Ministerium streicht Integrationsklassen: Integrierte Schulen unerwünscht

In einer badischen Schule lernen geistig behinderte und nichtbehinderte Schüler gemeinsam. Doch plötzlich streicht das Kultusministerium die erste von zwölf Integrationsklassen.

Der Grund für die Enschränkung der Unterstützung: Keine nachweisbare bessere Leistung der Integrationskinder gegenüber denen, die eine Sonderschule besuchen. Bild: dpa

Peter Fischers Handy klingelte im Urlaub, kurz vor dem ersten Schultag seines Sohns Balthasar. Die Nachricht: Die Einschulung des Siebenjährigen steht auf der Kippe. Balthasar hat das Down-Syndrom und sollte am kommenden Mittwoch die erste Klasse der integrativen Waldorfschule im baden-württembergischen Emmendingen besuchen.

Dort lernen behinderte und nichtbehinderte Kinder seit 13 Jahren gemeinsam. Jede Klasse hat 4 Schüler mit und 24 Schüler ohne Behinderung. Zwei Lehrer halten den Unterricht, ein Integrationshelfer unterstützt sie. Da es im Schulgesetz von Baden-Württemberg offiziell keine Integrationsschulen, sondern nur "normale" und Sonderschulen gibt, wurden bisher befristete Sondergenehmigungen für dieses "Integrative Schulentwicklungsprojekt" erteilt.

Dieses Jahr hat das Kultusministerium das erste Mal die Unterstützung für die Schule eingeschränkt: Klasse 1 wurde nicht genehmigt. Der Grund: Es könne nicht nachgewiesen werden, dass die behinderten Kinder durch den integrativen Unterricht bessere Leitungen erzielen als die, die eine Sonderschule besuchen.

Michael Löser, Geschäftsführer der integrativen Waldorfschule, ist empört: "Es ist menschlich unmöglich, was da passiert." Jahrelang hatten die Gutachter des Regierungspräsidiums den Pädagogen hervorragende Arbeit bescheinigt.

Die Schule befürchtet nun, dass ihr integratives Modell in der Zukunft auslaufen soll. Die Opposition im schwarz-gelb-regierten Landtag vermutet keine pädagogischen, sondern politische Motive. "Die CDU will ihr Sonderschulwesen unbedingt erhalten", sagt der SPD-Abgeordnete Norbert Zeller, selbst Sonderschullehrer und Vorsitzender des Schulausschusses.

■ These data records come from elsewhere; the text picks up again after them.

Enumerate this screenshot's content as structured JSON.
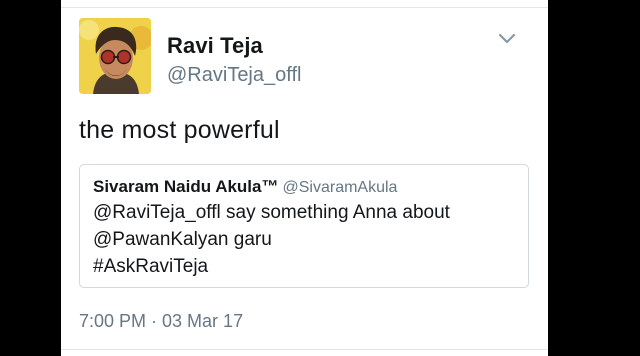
{
  "colors": {
    "background": "#000000",
    "card": "#ffffff",
    "text_primary": "#14171a",
    "text_secondary": "#657786",
    "border": "#cfd9de"
  },
  "tweet": {
    "author": {
      "display_name": "Ravi Teja",
      "username": "@RaviTeja_offl",
      "avatar_icon": "avatar-image"
    },
    "menu_icon": "chevron-down-icon",
    "text": "the most powerful",
    "quoted": {
      "display_name": "Sivaram Naidu Akula™",
      "username": "@SivaramAkula",
      "lines": [
        "@RaviTeja_offl say something Anna about",
        "@PawanKalyan garu",
        "#AskRaviTeja"
      ]
    },
    "timestamp": "7:00 PM · 03 Mar 17"
  }
}
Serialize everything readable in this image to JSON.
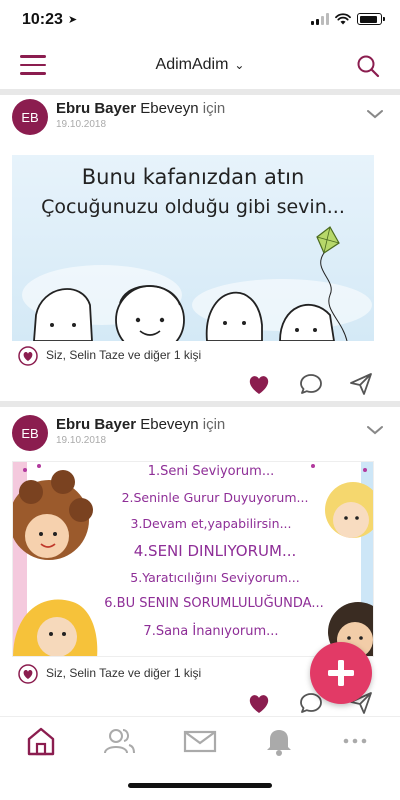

Damit formell die Trennung der Schularten - auf die das Land Wert legt - auch in der integrativen Waldorfschule eingehalten werden kann, hat das Kultusministerium einen Kompromiss vorgeschlagen. Die bestehenden Klassen 2 bis 12 sollen als integrativer Schulversuch erst einmal weiterlaufen. Eine neue integrative Klasse darf aber nicht gegründet werden. Stattdessen soll sich die Schule spalten: in eine gewöhnliche und eine Sonderschule. Dabei könnten die Kinder natürlich auch in gemeinsamen Stunden unterrichtet werden. "Formal sind die behinderten Schüler Sonderschüler, in der Praxis können Kooperationen aber sehr flexibel gehandhabt werden", sagte ein Ministeriumssprecher.

Was sich so anhört, als würde sich für die Schüler nichts ändern, bedeutet für die Waldorfschule Emmendingen extreme finanzielle Schwierigkeiten. Im Rahmen des bisher genehmigten Schulversuchs finanzierten die Landkreise Schulbusse und Freiwilligenhelfer, die die behinderten Schüler im Schulalltag begleiten. "Drei von vier Landratsämtern haben uns gesagt, dass sie uns diese Gelder nicht mehr geben könnten, wenn wir kein Integratives Schulentwicklungsprojekt mehr sind", sagt Schulgeschäftsführer Michael Löser. Bis zu 300.000 Euro könnten der Schule fehlen.

Baden-Württemberg ist bei der Integration gehandicapter Schüler nicht gerade ein Musterländle. Statistiken zeigen, dass die Waldorfschule Emmendingen eine Ausnahme ist: Im Jahr 2006 etwa wurden nur 0,3 Prozent der geistig behinderten Schüler in eine "normale" Schule integriert. Der Rest ging auf eine Sonderschule. Zum Vergleich: In Hamburg sind es 22, in Berlin 10 Prozent, so der Verein Lebenshilfe für Menschen mit geistiger Behinderung.

Zum Schulbeginn am Montag hat die Schulleitung in Emmendingen den Kompromiss nun erst einmal angenommen, damit die Erstklässler mit Behinderung am Unterricht teilnehmen können. Die Trennung in zwei Schulen soll aber nur eine Zwischenlösung sein: Die Leitung klagt gemeinsam mit den Eltern gegen das Kultusministerium.